FREDERICTON (GNB) – Les gens du Nouveau-Brunswick sont invités à prendre un moment pour réfléchir à leur santé mentale à l’occasion de la Semaine de la santé mentale, qui de déroule du 1er au 7 mai.

Organisée par l’Association canadienne pour la santé mentale, la semaine est une activité nationale annuelle qui a lieu la première semaine de mai et qui vise à encourager les personnes de tous les horizons à s’informer sur les questions liées à la santé mentale, à y réfléchir et à en discuter avec les autres.

« Votre gouvernement est à l’écoute et il sait que l’accès à des soins de santé de qualité, y compris les services de santé mentale, est important pour les gens du Nouveau-Brunswick », a déclaré le ministre de la Santé, Victor Boudreau. « À défaut d’une bonne santé mentale, les Néo-Brunswickois sont plus à risque développer des dépendances, des maladies mentales et des maladies chroniques. J’invite tous les Néo-Brunswickois à se joindre à moi pour s’exprimer, établir le dialogue et accroître la sensibilisation au sujet de la santé mentale cette semaine et tout au long de l’année. »

Il s’agit de la 66e édition annuelle de la Semaine de la santé mentale. Pendant la semaine, l’Association canadienne pour la santé mentale encourage les gens à réfléchir à leurs propres attitudes à l’égard de la santé mentale. Il est essentiel de réduire la discrimination et les stigmates pour que les personnes n’aient plus honte de leur maladie mentale et qu’elles ne tardent pas à obtenir les services et le soutien dont elles ont besoin.

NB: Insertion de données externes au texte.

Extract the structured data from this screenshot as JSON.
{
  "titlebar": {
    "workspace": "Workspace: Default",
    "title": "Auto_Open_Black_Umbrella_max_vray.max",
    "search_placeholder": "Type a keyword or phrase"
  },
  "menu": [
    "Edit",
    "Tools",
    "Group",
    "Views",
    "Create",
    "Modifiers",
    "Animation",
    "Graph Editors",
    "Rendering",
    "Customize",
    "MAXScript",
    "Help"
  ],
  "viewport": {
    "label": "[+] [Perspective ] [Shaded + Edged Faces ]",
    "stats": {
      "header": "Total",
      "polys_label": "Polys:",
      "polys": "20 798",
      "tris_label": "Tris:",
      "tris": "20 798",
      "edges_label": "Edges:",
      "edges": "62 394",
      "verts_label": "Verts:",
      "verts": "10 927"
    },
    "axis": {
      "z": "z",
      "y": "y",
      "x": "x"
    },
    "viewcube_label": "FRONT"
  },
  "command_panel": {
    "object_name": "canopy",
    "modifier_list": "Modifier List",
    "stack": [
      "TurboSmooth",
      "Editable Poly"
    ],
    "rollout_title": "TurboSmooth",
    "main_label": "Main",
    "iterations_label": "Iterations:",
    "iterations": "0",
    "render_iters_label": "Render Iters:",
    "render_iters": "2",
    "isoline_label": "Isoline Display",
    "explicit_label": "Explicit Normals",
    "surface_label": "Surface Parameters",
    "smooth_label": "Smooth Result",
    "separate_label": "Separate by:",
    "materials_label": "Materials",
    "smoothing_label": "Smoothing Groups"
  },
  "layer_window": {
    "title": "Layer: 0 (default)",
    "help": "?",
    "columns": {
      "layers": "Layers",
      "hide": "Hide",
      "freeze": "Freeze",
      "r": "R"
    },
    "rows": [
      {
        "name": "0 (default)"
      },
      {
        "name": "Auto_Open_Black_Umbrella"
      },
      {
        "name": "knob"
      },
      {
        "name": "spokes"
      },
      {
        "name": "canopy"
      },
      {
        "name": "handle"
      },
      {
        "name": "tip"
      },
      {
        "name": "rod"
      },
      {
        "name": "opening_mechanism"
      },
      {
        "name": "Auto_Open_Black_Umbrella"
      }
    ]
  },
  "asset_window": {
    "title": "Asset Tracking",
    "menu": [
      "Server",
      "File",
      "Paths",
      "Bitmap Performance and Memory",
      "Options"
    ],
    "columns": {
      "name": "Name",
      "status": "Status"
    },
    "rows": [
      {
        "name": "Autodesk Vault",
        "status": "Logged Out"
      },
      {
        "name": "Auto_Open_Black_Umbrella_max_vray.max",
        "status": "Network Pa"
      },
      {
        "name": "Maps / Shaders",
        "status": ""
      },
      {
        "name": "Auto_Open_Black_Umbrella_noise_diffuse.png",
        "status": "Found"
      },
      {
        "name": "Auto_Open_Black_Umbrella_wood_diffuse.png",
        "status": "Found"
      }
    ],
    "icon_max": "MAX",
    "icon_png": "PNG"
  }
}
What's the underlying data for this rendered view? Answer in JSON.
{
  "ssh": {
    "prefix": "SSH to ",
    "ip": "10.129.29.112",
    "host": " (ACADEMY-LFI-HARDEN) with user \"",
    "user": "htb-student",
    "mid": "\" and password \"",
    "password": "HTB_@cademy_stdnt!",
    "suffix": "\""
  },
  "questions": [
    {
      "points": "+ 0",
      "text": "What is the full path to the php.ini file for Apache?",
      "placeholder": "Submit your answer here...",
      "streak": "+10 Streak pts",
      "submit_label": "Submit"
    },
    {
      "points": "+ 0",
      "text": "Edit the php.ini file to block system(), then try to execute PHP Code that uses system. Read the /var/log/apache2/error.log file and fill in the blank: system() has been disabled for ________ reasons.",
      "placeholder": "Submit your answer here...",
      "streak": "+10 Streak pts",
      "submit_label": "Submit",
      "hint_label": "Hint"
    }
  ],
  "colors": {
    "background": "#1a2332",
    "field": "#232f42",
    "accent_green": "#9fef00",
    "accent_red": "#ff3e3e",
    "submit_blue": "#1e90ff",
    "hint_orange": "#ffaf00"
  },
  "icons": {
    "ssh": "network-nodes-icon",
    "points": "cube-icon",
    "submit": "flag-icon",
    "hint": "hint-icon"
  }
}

« La Semaine de la santé mentale nous donne l’occasion de sensibiliser les gens à l’importance de la santé mentale », a affirmé la directrice générale de l’Association canadienne pour la santé mentale du Nouveau-Brunswick, Christa Baldwin. « Nous devons améliorer la disponibilité des services de soutien, mais les médecins et les médicaments ont des limites. Pour créer une province saine sur le plan psychologique, il faut y avoir des logements adéquats, des emplois, des milieux de travail psychologiquement sécuritaires et de la sécurité financière. Les gens ont besoin de services de counseling et de psychothérapie, de services d’intervention communautaire et de soutiens sociaux qui ne sont pas financés. Les enfants ont besoin d’un programme d’études scolaires et de soutiens scolaires qui peuvent contribuer à prévenir les problèmes de santé mentale. Favoriser ainsi la santé mentale et la prévention de maladies peut aider les Néo-Brunswickois à éviter les visites aux salles d’urgences et les hospitalisations. »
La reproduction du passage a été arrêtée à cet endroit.